In [1]:
import findspark
findspark.init()
import pyspark

In [2]:
# Inicializando la Spark Session
spark = pyspark.sql.SparkSession.builder.getOrCreate() 

###  Streaming Estructurado

#### DataFrame Estático

In [3]:
staticDataFrame = spark.read.format("csv").option("header", "true")\
.option("inferSchema", "true").load("D:/APRENDER/Spark/Spark-The-Definitive-Guide-master/data/retail-data/by-day/*.csv")

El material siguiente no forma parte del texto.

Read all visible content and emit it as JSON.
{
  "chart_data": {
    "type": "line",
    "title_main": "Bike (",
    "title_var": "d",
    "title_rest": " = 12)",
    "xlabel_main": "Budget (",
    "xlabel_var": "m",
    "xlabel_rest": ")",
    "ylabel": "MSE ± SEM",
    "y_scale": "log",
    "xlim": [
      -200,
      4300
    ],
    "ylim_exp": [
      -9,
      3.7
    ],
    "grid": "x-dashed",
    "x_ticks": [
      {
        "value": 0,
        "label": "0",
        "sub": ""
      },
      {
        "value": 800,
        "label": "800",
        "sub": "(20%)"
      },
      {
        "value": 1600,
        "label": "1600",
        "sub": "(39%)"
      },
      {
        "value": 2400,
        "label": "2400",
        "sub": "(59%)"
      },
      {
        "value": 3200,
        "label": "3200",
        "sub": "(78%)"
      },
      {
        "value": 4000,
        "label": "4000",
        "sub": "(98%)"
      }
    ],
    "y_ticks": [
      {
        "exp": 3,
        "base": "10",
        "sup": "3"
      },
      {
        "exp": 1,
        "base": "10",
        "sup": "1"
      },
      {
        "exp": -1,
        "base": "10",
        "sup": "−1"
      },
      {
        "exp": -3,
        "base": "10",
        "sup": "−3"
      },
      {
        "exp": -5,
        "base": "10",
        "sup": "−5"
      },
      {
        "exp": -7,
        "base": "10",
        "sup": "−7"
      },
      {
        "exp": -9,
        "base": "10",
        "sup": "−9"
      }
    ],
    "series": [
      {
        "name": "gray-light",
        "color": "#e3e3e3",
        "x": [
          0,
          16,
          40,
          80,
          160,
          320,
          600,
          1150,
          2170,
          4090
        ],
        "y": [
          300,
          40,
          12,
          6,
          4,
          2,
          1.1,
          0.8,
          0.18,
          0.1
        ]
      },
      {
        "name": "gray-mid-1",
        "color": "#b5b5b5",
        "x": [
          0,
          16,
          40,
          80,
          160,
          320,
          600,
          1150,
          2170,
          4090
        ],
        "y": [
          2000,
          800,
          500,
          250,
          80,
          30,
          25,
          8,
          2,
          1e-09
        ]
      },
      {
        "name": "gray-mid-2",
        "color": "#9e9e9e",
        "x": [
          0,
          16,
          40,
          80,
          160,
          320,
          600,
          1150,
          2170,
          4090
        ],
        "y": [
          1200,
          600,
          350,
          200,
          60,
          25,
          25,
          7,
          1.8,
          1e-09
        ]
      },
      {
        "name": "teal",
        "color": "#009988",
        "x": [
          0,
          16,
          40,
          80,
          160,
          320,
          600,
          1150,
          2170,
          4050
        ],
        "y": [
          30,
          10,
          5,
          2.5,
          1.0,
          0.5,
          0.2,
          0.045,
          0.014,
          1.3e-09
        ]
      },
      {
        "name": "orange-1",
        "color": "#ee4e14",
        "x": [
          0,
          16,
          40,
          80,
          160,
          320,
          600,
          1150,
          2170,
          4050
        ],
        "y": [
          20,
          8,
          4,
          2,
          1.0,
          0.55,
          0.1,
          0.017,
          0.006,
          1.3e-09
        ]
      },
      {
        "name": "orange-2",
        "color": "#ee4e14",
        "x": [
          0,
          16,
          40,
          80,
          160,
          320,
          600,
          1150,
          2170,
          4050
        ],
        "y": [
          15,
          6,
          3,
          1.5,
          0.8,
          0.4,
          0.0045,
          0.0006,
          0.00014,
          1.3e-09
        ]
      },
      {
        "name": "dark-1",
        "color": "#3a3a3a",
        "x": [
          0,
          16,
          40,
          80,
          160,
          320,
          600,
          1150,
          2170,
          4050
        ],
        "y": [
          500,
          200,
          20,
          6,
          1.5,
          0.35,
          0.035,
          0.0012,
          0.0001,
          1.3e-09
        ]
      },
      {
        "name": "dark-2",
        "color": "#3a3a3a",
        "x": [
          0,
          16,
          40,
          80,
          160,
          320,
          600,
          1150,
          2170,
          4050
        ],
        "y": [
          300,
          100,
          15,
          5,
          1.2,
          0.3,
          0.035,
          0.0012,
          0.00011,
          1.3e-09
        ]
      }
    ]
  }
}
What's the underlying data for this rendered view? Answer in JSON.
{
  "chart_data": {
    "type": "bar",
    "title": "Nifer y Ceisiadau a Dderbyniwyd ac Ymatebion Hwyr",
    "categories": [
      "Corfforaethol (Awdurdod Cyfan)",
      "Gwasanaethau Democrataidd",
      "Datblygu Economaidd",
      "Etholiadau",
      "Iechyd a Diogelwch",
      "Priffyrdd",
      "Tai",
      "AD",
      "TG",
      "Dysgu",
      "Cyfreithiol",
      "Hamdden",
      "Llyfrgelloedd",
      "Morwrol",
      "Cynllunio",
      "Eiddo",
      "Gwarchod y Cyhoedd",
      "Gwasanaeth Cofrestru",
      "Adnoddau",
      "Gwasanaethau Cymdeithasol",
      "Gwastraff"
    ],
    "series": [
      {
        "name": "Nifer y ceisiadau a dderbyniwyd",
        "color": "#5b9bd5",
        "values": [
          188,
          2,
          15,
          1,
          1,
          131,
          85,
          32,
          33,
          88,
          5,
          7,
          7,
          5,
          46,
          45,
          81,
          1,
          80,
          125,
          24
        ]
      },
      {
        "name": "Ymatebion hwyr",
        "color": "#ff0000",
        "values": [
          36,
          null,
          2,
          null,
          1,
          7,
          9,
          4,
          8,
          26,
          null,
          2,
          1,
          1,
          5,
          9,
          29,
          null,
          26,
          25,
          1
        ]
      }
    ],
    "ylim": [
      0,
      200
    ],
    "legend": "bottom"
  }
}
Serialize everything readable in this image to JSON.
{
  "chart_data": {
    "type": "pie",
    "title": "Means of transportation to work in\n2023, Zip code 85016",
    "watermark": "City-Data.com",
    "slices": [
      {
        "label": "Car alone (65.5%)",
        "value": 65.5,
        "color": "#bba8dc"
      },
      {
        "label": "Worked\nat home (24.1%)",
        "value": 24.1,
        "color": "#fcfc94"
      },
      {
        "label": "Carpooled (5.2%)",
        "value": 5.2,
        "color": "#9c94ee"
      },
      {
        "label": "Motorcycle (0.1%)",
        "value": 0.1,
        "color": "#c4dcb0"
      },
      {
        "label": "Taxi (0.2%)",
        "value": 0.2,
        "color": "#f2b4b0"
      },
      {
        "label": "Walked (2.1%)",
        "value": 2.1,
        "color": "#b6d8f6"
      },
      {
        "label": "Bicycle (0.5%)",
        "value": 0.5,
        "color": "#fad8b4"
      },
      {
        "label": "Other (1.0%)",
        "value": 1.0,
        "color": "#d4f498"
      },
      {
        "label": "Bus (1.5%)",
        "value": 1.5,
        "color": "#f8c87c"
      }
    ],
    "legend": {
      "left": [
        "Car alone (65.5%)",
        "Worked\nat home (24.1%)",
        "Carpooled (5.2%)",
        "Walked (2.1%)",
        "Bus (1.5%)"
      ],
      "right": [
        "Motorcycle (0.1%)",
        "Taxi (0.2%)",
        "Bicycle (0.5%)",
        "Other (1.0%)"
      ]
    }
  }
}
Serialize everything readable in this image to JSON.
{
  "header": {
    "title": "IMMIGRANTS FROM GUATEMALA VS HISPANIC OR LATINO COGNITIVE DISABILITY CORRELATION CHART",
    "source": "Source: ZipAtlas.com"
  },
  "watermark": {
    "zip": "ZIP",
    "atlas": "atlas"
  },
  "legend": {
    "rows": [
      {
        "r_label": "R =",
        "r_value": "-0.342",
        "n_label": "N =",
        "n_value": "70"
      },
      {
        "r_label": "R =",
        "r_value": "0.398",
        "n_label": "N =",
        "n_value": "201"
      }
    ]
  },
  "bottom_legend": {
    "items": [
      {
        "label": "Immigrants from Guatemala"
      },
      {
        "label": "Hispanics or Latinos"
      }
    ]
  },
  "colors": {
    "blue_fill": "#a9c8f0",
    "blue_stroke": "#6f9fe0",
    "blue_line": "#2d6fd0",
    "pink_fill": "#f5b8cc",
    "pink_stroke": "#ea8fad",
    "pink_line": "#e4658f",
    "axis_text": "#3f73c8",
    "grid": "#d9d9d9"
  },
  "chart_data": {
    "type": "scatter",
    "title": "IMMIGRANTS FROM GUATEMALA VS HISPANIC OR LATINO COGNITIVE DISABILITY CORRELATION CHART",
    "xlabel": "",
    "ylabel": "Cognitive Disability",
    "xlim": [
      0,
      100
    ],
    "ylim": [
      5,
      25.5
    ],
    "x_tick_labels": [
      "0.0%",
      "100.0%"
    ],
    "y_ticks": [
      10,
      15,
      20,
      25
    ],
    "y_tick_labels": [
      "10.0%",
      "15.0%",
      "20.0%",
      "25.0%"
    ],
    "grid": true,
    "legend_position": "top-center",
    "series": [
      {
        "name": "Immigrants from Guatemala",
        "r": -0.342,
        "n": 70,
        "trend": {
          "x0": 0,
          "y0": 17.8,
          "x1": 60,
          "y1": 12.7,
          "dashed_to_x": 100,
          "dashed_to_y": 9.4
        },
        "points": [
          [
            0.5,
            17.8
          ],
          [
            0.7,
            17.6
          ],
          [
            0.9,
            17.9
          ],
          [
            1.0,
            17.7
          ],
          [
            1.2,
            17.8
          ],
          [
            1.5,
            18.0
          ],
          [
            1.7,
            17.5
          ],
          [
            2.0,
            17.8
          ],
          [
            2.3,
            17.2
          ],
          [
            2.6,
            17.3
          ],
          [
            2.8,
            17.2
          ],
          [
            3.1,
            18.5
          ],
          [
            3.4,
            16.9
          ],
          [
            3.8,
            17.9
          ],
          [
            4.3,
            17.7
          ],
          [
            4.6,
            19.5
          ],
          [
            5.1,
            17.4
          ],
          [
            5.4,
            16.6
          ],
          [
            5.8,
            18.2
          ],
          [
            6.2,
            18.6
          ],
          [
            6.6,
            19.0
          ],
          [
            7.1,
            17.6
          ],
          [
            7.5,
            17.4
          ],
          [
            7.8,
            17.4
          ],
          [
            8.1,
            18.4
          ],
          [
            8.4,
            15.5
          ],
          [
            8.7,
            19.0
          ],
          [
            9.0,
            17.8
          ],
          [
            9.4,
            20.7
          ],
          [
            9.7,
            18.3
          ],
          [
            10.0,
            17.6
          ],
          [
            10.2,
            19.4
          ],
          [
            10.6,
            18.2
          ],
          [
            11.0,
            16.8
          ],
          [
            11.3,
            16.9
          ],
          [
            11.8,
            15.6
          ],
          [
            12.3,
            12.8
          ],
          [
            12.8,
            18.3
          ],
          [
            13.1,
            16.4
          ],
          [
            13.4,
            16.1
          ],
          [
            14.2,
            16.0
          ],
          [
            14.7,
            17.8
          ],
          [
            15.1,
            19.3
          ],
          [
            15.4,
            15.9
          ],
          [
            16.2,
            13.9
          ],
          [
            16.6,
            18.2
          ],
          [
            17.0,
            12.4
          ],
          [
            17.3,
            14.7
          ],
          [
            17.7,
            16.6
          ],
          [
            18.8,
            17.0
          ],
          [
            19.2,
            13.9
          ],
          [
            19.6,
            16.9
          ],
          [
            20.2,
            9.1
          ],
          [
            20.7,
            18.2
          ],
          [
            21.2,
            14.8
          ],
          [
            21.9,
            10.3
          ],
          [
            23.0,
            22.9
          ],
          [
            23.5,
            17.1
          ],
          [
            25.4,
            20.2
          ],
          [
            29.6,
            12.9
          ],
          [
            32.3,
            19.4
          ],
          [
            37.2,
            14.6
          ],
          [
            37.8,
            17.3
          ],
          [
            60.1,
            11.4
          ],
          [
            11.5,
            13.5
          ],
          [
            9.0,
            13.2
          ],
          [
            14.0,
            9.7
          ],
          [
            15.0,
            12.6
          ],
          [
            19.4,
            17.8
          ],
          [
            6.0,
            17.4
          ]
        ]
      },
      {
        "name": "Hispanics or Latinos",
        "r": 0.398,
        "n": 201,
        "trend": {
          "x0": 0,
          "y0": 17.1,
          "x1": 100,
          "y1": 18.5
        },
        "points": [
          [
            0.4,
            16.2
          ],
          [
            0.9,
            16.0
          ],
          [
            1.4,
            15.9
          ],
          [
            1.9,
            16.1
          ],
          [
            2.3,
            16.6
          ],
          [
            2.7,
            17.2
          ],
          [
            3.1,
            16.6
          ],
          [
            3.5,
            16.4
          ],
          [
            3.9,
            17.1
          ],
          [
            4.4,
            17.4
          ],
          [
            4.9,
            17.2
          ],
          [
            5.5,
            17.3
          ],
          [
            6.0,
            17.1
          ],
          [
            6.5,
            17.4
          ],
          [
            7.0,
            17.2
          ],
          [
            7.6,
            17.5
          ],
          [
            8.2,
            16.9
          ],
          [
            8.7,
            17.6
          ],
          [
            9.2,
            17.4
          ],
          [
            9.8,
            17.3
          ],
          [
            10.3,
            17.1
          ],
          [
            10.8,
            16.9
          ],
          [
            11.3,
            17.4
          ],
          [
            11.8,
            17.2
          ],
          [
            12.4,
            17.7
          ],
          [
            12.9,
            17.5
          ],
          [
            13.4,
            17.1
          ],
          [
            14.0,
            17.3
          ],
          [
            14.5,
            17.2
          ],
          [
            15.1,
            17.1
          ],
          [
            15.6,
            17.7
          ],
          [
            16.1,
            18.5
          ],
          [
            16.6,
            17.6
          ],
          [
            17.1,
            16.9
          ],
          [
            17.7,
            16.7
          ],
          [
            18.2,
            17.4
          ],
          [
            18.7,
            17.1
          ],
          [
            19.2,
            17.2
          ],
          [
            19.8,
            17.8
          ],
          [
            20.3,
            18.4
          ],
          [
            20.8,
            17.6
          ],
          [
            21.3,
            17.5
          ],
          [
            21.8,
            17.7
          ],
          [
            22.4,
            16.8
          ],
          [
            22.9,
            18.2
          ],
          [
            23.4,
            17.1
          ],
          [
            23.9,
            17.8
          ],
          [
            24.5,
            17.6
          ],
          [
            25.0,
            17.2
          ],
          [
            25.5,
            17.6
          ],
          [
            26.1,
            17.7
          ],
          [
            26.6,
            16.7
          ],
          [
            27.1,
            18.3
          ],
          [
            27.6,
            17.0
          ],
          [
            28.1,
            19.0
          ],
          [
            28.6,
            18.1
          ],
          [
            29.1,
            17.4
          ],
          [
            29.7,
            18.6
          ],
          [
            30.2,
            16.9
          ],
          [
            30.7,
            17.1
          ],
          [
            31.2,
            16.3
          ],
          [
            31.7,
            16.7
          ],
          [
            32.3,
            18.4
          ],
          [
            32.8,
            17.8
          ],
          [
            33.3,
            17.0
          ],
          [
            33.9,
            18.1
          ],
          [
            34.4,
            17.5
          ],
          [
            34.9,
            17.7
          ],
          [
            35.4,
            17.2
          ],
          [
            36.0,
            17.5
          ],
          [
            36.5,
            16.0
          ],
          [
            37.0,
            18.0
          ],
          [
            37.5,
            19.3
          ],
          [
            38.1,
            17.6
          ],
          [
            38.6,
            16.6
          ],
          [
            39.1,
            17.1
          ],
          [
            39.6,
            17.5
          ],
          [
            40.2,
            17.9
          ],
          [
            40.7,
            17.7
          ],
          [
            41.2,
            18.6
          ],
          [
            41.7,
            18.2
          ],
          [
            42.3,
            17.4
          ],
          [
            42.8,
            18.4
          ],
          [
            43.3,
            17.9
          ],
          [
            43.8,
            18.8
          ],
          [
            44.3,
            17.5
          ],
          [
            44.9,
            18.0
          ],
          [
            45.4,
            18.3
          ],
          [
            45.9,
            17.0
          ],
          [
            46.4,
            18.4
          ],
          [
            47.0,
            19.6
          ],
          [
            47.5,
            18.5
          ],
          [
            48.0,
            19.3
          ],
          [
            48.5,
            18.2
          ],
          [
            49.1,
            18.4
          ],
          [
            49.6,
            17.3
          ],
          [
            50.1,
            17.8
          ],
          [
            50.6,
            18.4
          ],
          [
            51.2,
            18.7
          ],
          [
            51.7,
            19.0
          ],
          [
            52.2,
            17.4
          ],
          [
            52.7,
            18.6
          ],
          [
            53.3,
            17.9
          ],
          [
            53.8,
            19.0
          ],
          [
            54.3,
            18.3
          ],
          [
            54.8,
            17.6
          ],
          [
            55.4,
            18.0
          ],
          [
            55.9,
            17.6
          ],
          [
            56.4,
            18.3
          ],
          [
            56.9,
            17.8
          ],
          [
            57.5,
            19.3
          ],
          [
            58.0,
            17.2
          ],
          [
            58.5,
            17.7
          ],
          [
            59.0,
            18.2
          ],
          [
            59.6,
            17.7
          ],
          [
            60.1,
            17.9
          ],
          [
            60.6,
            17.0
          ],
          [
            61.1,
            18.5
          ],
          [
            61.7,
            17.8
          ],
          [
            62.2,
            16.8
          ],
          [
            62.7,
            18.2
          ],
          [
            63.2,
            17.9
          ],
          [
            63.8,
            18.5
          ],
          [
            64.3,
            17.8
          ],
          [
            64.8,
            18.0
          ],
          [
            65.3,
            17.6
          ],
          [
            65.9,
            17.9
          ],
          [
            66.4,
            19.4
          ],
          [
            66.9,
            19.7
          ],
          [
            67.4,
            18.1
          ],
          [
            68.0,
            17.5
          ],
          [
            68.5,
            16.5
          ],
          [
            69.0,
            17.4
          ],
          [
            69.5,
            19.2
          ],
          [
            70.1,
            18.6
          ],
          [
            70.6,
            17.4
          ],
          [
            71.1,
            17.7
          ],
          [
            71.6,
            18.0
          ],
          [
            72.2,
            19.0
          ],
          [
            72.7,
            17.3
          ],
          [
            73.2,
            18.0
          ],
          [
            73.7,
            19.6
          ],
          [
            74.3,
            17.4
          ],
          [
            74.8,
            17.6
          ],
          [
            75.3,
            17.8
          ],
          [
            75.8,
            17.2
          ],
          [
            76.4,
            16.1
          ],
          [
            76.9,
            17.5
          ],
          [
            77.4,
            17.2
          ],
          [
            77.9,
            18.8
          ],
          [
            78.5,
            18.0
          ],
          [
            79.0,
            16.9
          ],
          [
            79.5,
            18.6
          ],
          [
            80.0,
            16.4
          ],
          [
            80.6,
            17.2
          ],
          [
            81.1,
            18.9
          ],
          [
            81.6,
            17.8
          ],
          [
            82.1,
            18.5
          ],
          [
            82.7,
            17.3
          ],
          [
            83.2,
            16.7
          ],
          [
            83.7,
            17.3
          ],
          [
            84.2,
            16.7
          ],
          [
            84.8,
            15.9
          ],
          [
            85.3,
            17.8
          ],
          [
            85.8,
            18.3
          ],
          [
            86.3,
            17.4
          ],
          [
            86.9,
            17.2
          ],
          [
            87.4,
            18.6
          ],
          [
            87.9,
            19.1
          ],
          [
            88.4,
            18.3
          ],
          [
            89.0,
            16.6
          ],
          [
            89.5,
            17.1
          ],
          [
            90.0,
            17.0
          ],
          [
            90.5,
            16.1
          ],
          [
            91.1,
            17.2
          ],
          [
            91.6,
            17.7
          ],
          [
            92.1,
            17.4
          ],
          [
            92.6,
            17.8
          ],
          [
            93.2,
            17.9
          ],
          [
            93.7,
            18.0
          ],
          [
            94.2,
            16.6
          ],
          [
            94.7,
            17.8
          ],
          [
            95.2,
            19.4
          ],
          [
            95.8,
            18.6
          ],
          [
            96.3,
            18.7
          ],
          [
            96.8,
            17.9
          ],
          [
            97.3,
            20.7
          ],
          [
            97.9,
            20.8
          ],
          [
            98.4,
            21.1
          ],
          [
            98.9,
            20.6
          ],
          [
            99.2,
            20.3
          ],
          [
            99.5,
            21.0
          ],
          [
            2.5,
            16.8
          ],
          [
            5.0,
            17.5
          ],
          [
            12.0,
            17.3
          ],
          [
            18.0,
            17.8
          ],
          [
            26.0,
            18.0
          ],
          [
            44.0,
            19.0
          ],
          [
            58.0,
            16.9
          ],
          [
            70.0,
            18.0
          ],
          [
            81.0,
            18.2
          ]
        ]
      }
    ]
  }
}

staticDataFrame.createOrReplaceTempView("retail_data")
staticSchema = staticDataFrame.schema

In [4]:
"""En este ejemplo veremos las horas de venta durante las cuales 
un cliente determinado (CustomerId) hace una compra grande, con costo
total sabremos qué días el cliente gastó más, la función ventana incluirá
los datos de c/día en la agrgación"""

from pyspark.sql.functions import window, column, desc, col
staticDataFrame.selectExpr("CustomerId", 
                           "(UnitPrice * Quantity) as total_cost",
                          "InvoiceDate")\
.groupBy(col("CustomerId"), window(col("InvoiceDate"),"1 day"))\
.sum("total_cost").show(6)

+----------+--------------------+-----------------+
|CustomerId|              window|  sum(total_cost)|
+----------+--------------------+-----------------+
|   16057.0|[2011-12-04 19:00...|            -37.6|
|   14126.0|[2011-11-28 19:00...|643.6300000000001|
|   13500.0|[2011-11-15 19:00...|497.9700000000001|
|   17160.0|[2011-11-07 19:00...|516.8499999999999|
|   15608.0|[2011-11-10 19:00...|            122.4|
|   15253.0|[2011-11-22 19:00...|            277.6|
+----------+--------------------+-----------------+
only showing top 6 rows



In [5]:
# Por defecto son 200 particiones, pero lo pondremos solo en 5
spark.conf.set("spark.sql.shuffle.partitions", "5")

#### DataFrame Streaming

In [6]:
streamingDataFrame = spark.readStream.schema(staticSchema)\
.option("maxFilesPerTrigger", 1).format("csv")\
.option("header", "true")\
.load("D:/APRENDER/Spark/Spark-The-Definitive-Guide-master/data/retail-data/by-day/*.csv")

In [7]:
# Verificamos si nuestro DataFrame está transmitiendo
streamingDataFrame.isStreaming

True

In [8]:
purchaseByCustomerPerHour = streamingDataFrame\
.selectExpr(
    "CustomerId",
    "(UnitPrice * Quantity) as total_cost",
    "InvoiceDate")\
.groupBy(
col("CustomerId"), window(col("InvoiceDate"), "1 day"))\
.sum("total_cost")    

In [9]:
purchaseByCustomerPerHour.writeStream.format("memory")\
.queryName("customer_purchases").outputMode("complete")\
.start()

<pyspark.sql.streaming.StreamingQuery at 0x25ee75ab6d8>